Markets finally have certainty on the tax front after Congress passed and Trump signed the One Big Beautiful Bill Act into law just in time for the July 4 deadline. After tense moments and a dramatic overnight session, the House passed the bill Thursday after a record setting floor speech of over 8 hours by House Minority leader Hakeem Jeffries. The passage removes another overhang for stocks and gives companies a better ability to provide financial estimates for investors.

US companies will benefit from certain capital expenditure and research and development features in the bill while taxpayers will benefit as the 2017 Tax Cuts and Jobs Act tax cuts will be made permanent, as well as several campaign promises like tax relief on tips, overtime pay, and social security. Other key features include phasing out/removing clean energy initiatives, more funding for defense and border security, and a number of changes in Medicare and Medicaid like eligibility requirements. Overall the bill is a big positive for stocks but created a little more worry for bond markets as it will raise the government debt level.

The other market driving event was the week’s labor market data. The first report was Tuesday’s job openings and labor turnover survey that showed an uptick in the number of job openings, but it remains within the recent range of 7-8 million which is the “normal” range historically. The second was ADP’s payroll data that was more disappointing. It said saw a loss of 33,000 payrolls in June versus the expected gain of around 100,000.

But the most anticipated report for the week was Thursday’s Department of Labor employment situation report where the expectation was for an additional 110,000 payrolls in June. The data showed an additional 147,000 payrolls with households reporting a higher degree of employment. This resulted in a lower unemployment rate of 4.1% in June, down from 4.2% in May.

This helps the Fed and Jerome Powell justify their stance of being patient and waiting for more economic data before making any policy moves. The data continues to suggest a strong economy and persistently high inflation, reinforcing the case that there is no urgency for the Fed to cut rates.

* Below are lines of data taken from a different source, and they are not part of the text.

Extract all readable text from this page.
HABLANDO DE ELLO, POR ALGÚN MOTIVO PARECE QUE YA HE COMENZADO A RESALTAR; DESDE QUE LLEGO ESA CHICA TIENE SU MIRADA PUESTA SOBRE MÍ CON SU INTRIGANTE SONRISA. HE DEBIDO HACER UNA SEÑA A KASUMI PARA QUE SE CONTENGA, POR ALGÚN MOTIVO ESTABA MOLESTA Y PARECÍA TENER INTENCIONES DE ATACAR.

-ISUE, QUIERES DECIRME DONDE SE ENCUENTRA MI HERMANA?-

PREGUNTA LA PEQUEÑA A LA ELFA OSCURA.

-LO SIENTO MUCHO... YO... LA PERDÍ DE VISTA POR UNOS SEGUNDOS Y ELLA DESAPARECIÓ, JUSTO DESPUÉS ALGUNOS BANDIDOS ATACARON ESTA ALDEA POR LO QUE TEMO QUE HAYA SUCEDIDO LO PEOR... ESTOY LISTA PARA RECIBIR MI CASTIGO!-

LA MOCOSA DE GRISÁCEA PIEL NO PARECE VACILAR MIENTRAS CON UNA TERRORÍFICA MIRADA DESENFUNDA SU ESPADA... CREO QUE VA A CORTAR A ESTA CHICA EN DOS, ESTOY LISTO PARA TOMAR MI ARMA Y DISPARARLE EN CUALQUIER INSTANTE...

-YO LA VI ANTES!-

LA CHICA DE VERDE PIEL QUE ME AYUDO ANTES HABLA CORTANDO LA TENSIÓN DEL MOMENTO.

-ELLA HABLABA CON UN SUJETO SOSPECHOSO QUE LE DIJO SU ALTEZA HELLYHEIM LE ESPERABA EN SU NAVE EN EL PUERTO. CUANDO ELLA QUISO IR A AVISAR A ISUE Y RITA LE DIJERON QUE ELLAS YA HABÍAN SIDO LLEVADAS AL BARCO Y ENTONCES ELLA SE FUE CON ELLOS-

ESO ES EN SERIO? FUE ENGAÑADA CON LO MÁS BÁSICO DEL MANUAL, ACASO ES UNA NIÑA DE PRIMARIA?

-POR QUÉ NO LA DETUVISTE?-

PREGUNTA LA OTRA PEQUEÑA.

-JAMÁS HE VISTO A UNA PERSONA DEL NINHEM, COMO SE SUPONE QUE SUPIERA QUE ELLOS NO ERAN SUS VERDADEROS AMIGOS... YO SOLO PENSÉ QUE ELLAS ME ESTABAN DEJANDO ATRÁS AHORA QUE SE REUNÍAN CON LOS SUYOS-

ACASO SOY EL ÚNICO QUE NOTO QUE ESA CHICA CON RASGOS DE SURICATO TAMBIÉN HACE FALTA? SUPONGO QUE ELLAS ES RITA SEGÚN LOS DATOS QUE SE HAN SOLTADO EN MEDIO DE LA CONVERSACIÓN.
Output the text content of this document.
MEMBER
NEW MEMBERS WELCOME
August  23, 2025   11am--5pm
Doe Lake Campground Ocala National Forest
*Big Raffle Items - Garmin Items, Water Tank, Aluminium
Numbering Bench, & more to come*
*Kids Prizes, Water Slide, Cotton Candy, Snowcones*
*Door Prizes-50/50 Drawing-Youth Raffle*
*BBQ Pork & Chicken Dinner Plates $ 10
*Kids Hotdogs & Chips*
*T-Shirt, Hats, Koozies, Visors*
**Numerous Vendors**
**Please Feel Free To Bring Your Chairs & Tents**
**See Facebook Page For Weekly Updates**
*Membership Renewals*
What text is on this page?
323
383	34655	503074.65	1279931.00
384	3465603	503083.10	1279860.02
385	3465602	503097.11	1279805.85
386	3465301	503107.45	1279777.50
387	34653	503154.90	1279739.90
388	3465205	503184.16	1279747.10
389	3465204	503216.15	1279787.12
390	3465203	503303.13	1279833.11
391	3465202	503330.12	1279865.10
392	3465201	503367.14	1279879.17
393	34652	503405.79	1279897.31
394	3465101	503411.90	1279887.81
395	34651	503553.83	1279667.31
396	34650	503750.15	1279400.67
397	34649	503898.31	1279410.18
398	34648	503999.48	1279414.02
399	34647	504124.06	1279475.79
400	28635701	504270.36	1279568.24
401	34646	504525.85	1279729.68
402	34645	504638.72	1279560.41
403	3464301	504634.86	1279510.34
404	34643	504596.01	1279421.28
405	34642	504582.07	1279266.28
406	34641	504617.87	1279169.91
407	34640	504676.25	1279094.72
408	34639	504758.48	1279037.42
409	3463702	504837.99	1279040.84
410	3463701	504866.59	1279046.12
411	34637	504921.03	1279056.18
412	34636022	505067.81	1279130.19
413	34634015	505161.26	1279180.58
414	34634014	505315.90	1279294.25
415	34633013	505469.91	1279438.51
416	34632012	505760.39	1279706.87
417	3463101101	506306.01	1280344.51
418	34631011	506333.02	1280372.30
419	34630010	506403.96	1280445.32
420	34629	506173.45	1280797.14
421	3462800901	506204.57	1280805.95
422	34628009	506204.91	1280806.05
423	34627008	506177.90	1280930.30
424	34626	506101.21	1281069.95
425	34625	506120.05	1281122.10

Markets now turn to a slower week with very little (no notable) economic data or earnings report, and no Fed speak. Any market moving events will likely come from the trade/tariff side of things. Looking forward the next big market catalyst is second quarter earnings season which kicks off next week.

Week in Review:

Stocks were higher across the board last week with broad participation as the S&P 500 equally weighted outperformed the cap weighted index 2.37% to 1.72%. The four major US indices finished as follows: Russell 2000 +3.52%, Dow +2.30%, S&P 500 +1.72%, and Nasdaq +1.62%. Volatility (as measured by the VIX) was much more calm with the volatility index relatively unchanged. Treasuries continue to bounce back and forth with last week seeing higher yields, likely due to a combination of stronger data and the passage of the One Big Beautiful Bill. The 2-year Treasury yield rose 14 basis points to 3.89% while the 10-year yield rose 6 bps to 4.35%. The dollar index fell 0.23% and remains at the lowest level in over three years. Gold rose 1.80%, Bitcoin increased 0.88%, and oil was up 1.50%.

Recent Economic Data

  • Employment Report: In June total payrolls increased 147,000, above the estimated range and the consensus expectation of about 110,000, and the most job additions in over a year. Revisions, which have consistently been negative in this report for a few years now, were actually positive with April revised up 11,000 payrolls to 158,000 while May was revised up 5,000 to 144,000. There was a decline in payrolls in manufacturing, trade, and professional services, while the biggest increases were in health care, construction, and a very big increase in government (made up over half June’s new payrolls). Private payrolls (non-govt) increased 74,000, lower than expected. On the other hand, the household data showed the labor force fell 130,000 (but up 2.4 million over the past year), the number of people employed increased 93,000 (up 2.2 million the past year), and the number unemployed fell 222,000 (but up 166,000 over the past year). This resulted in the unemployment rate falling 0.1% to 4.1% and the U-6 underemployment rate falling 0.1% to 7.7%. Wages grew 0.2% in the month, slowing from recent months, and is up 3.7% over the past year, coming down from 3.9% from May.
  • Jobs Openings and Labor Turnover Survey: The number of job openings the last day of May was 7.769 million, an increase of 374k from the prior month and the highest since November, although still within its recent range of 7.1 million to 7.8 million. The number of hires was down 112,000, but relatively unchanged over the past year and a little below its historical average of 5.2 million. The number of separations fell 71,000 to 5.242 million (relatively unchanged from a year ago) with the quits rising 78,000 but again, relatively unchanged over the past year.
  • ADP Payrolls: ADP reported private employers shed 33,000 jobs in June, versus the expectations of an increase of about 100,000 payrolls. ADP Chief Economist said, “Though layoffs continue to be rare, a hesitancy to hire and a reluctance to replace departing workers led to job losses last month.” Payroll declines were seen most in professional services and education/health services, and increases were seen in a broad number of sectors including leisure and hospitality, trade, and manufacturing.
  • Jobless Claims: The number of jobless claims the week ended June 28 was 233,000, down 4k from the prior week with the four-week average down 4k to 241,500. The number of continuing claims was unchanged at 1.964 million while the four-week average increased 15k to 1.954 million.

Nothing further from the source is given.